Gunkatana is a upcoming indie game that wears its influences on its sleeve. There's a top-down view with a pixelated look similar to Hotline Miami, and a combat system influenced by The Matrix. Yet it manages to appear fresh despite its various inspirations. Gadgets 360 spoke to Gunkatana creator Geraldo Nascimento on what to expect from this cyberpunk-styled action game.

"I won't deny that the movie-term [Gunkata, from Equilibrium] was an influence when coming up with the game's name," says Nascimento. "Like The Matrix, Equilibrium's acrobatic gunplay is something we channel with Gunkatana."

"Gunkatana is a passion project.
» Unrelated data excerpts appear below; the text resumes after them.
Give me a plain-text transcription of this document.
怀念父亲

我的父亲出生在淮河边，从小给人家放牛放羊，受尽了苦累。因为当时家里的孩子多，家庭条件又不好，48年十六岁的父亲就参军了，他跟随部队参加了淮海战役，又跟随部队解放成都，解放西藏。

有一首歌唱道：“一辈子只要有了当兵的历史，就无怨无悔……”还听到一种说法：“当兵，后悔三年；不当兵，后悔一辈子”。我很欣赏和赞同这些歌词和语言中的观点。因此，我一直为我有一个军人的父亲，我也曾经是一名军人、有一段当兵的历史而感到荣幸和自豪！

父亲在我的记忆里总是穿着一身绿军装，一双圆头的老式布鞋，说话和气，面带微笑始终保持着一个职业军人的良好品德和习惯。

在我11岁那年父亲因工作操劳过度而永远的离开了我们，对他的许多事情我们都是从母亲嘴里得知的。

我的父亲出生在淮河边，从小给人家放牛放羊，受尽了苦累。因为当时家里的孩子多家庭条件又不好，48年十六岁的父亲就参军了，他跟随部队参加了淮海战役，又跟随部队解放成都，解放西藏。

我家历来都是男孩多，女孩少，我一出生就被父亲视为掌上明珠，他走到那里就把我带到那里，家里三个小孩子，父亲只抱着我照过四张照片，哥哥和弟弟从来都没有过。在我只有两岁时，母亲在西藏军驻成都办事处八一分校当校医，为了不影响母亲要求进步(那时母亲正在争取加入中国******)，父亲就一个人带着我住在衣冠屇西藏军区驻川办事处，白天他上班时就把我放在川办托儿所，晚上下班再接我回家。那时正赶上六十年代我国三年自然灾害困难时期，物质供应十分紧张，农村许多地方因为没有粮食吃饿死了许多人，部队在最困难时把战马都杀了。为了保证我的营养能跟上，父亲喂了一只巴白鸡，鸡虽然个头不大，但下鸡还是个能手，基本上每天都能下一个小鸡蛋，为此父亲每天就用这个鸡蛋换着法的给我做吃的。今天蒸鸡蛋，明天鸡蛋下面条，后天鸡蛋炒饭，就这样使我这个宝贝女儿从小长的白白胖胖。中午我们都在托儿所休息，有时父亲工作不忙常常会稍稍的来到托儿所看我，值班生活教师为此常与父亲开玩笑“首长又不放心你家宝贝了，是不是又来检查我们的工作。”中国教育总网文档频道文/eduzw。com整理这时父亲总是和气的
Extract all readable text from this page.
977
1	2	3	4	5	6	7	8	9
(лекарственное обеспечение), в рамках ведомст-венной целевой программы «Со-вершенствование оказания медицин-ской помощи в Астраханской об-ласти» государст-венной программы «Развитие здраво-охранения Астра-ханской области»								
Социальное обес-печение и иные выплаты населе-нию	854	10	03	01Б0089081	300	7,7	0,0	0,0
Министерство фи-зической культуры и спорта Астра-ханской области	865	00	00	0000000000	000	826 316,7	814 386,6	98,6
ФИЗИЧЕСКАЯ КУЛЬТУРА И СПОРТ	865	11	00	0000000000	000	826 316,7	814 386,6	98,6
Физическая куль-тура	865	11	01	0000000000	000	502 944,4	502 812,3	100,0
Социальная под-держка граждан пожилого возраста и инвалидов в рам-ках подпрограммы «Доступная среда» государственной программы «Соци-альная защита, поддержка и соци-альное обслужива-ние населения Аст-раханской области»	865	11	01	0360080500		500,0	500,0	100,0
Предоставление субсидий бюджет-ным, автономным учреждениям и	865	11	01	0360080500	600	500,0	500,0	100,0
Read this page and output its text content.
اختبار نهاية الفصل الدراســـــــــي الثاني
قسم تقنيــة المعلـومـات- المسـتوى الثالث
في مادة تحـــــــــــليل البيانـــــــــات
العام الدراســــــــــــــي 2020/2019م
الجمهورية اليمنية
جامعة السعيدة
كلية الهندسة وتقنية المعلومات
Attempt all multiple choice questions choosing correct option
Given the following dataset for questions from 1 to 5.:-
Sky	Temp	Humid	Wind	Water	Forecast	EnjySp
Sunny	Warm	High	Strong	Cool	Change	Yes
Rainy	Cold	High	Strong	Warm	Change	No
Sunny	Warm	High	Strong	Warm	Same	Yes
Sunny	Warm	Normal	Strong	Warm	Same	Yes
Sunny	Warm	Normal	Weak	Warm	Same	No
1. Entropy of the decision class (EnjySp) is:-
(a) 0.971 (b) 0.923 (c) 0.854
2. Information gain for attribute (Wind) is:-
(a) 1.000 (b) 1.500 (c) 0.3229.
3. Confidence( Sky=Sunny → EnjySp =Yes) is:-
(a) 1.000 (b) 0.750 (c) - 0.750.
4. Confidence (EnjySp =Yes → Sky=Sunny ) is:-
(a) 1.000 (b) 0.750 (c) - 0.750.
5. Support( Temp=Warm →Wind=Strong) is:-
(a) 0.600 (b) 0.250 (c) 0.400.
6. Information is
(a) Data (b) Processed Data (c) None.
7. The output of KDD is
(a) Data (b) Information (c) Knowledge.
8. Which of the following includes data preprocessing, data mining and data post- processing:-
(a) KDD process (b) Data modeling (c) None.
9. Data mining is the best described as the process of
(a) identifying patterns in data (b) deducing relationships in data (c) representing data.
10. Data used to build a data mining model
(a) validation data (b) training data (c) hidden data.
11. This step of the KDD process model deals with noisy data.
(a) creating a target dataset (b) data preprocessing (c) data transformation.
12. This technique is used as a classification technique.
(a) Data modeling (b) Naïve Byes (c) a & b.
After years trying to develop a story based game from the blank void of my soul and failing miserably, I decided to explore game mechanics," Nascimento says, talking about the game's origins. "One of my big inspirations is indie dev Jason Rohrer [of Diamond Trust of London fame]. He finds ways of eliciting emotions purely through game mechanics, without any story," he adds. "With that in mind, I started creating what would become Gunkatana as a pure action game, with frenetic combat. And all of it on my free time."

(Also see: If You're a Matrix Nerd, You Need To Watch Jupiter Ascending)

The attention garnered at gaming events in and around London where Nascimento lives gave him the impetus to give up his day job in mobile development and work on Gunkatana full time. Since then, he's gotten willing collaborators together to help him bring the game to life.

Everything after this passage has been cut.